Good Will Hunting: An Oral History

Fifteen years after the release of the movie that made them stars, Matt Damon and Ben Affleck—along with the rest of the cast and crew—reflect in their own words on how a long-shot film by two unknowns became one of Hollywood's biggest success stories.


good will hunting oral historyFrom MIT and Harvard Square to the Public Garden and Southie, the movie captured the heart of the city.

Whitesell: In Hollywood, there’s a network of creative executives, and when they hear something is good it catches fire. My phone started ringing like crazy. Everyone wanted to sit down with Matt and Ben. It started getting hot. There was a bidding war.

Damon: Patrick Whitesell, in the span of just four days, kind of whipped the town into this frenzy. We sold it to Castle Rock, which was our very first choice. They had a great reputation.

Affleck: I remember it was printed in Daily Variety that we were going to get $600,000 on it. We had no credit, so we went to rent this house that was $3,000 a month, and we used a copy of the Daily Variety to get the place. I was like, “I don’t have credit, but this is who we are.” And the landlord was like, “All right, sure.” We thought $600,000 would take care of us for 20 years, so we rented nicer apartments and each bought Jeep Cherokees. And we were completely broke in a year.

Damon: We started working out because we were like, “We gotta get in shape for the movie”—four years before it got made. I remember just feeling like the film moved at such a glacial pace.

Moore: Rob Reiner at Castle Rock said, “Look, you have two movies in this script, and the movies are fighting each other. There’s the thriller aspect of the kids from Southie thwarting the big government agency, and then there’s this really awesome character story about this math genius and his relationship with this shrink. And we don’t think those two can live together.” And to their credit, Castle Rock said, “You guys wrote a great script and you’re the stars of the movie, so we’re putting it to you. You’ve got to pick one.”

Damon: At first we were terrified because we had this 120-to-130-page script, and once we removed the NSA stuff it was 60 pages. We were going, “What’s the movie then? What happens?”

Affleck: It was a complete overhaul.

 

Castle Rock liked the new script, which focused on Will Hunting, but disagreements over who would direct the movie almost torpedoed the project.

Affleck: When the question came up, we would say, “We’ll direct it!” and there would be silence in the room. It was a polite silence, like, “Are you high?” But it was the beginning of my own directorial ambition.

Moore: So Castle Rock, in my opinion, did the right thing, and said, “Okay, we have a creative disagreement. Even though we own the script and we could fire you guys, we’ll give you time to go out and find somebody who will buy your version of the movie. But there’s a price tag: We want to get our money back, and if you can’t find anybody to buy it, when it comes back to us, you guys are not the stars.”

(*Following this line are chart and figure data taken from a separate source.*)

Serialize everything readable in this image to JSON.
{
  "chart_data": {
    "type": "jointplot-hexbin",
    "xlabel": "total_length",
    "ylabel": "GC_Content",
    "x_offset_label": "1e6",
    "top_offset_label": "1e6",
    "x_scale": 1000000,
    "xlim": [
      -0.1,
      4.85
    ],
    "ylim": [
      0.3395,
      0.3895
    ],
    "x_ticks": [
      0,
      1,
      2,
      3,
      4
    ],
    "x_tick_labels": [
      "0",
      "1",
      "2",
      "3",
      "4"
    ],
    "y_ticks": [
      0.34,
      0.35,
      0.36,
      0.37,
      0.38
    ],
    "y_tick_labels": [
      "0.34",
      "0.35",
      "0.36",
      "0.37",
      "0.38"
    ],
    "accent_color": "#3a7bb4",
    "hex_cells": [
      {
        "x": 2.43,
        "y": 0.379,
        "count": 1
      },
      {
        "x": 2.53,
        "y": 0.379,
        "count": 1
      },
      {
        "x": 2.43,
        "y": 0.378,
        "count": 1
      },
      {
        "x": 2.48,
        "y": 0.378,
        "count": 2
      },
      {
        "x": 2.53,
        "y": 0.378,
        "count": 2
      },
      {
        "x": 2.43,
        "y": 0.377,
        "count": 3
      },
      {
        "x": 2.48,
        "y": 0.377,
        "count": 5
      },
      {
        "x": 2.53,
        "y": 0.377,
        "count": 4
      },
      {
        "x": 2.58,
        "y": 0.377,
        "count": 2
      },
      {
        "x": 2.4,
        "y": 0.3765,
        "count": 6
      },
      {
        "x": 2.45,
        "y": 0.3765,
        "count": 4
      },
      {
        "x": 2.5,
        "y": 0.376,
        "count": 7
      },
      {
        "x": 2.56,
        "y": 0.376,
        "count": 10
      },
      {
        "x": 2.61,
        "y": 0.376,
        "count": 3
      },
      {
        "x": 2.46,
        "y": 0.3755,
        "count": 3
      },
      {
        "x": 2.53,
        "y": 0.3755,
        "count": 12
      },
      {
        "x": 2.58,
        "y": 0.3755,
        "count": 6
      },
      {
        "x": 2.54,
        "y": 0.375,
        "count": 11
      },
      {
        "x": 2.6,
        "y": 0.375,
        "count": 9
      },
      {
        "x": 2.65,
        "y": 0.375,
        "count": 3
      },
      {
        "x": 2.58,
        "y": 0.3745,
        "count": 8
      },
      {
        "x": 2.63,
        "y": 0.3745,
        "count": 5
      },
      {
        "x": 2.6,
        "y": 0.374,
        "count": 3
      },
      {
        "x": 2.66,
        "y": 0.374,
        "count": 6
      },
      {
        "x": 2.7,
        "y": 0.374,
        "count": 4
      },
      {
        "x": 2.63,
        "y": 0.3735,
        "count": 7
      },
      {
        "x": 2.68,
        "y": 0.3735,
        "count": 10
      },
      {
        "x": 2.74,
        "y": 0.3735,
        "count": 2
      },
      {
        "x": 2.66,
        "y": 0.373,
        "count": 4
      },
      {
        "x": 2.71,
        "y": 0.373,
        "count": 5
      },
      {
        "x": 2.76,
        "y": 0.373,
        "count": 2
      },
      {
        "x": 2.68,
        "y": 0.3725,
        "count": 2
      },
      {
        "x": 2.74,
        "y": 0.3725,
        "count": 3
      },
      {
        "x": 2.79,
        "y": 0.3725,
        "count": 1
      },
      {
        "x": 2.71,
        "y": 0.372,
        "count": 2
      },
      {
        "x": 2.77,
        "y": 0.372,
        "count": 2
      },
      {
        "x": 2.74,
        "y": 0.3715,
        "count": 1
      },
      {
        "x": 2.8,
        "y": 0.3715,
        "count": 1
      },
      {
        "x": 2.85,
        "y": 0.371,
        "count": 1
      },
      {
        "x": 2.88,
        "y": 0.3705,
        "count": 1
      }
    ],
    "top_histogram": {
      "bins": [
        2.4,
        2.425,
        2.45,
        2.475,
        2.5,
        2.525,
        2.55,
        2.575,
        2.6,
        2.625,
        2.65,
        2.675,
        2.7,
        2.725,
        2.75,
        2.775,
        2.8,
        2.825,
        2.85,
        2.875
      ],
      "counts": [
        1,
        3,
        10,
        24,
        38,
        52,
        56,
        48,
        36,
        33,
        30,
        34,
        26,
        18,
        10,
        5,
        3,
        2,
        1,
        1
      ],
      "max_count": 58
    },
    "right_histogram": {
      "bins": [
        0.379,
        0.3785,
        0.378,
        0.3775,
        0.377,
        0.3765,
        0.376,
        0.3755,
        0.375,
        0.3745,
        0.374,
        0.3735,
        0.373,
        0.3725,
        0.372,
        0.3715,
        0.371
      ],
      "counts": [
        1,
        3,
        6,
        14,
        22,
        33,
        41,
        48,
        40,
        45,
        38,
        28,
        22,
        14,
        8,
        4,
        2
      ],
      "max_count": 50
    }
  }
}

Affleck: They told us that someone else would direct it, rewrite it, act in it, and that we’d be lucky to fucking get invited to a premiere. But instead of scaring us, it kind of emboldened us. Because then we really thought, Fuck this. We’re gonna go out there and do it.

Damon: At that point Castle Rock was having us do these rewrites and we were going in circles.

Affleck: We were so frustrated that Castle Rock wasn’t reading the script, so we felt like we had to develop this test. We started writing in screen direction like, “Sean talks to Will and unloads his conscience.” And then: “Will takes a moment and then gives Sean a soulful look and leans in and starts blowing him.”

Damon: They weren’t reading the script closely anymore. It was literally probably a full paragraph about what these two characters were doing to each other.

Affleck: We would turn that in, and they wouldn’t ever mention all those scenes where Sean and Will were jerking each other off.

Damon: Over the following weeks, we went back to meet with all of the studios who had bid on it who we hadn’t gone with, and basically everybody took the meeting just to tell us to go fuck ourselves.

Affleck: We went back to Ted Field at Interscope, who had offered us a million dollars. And then we got in the room with him and he was like, “I’ll tell you why I took this meeting: Because I’m going to tell you I’m going to pass.” I actually used that as inspiration for a scene in Argo. That’s when the dryness started to take hold in the back of the throat. Like we might be cooked.

Damon: Ben gave it to [Chasing Amy director] Kevin Smith and said, “Will you please save us? Will you direct this movie?” And Kevin read the script and was unbelievably kind. I still remember the message. He said, “I wouldn’t dare direct this movie, this is so beautiful.” Kevin went in personally to Harvey Weinstein’s office at Miramax and handed him the script, and basically said, “Drop everything you’re doing right now and read this.”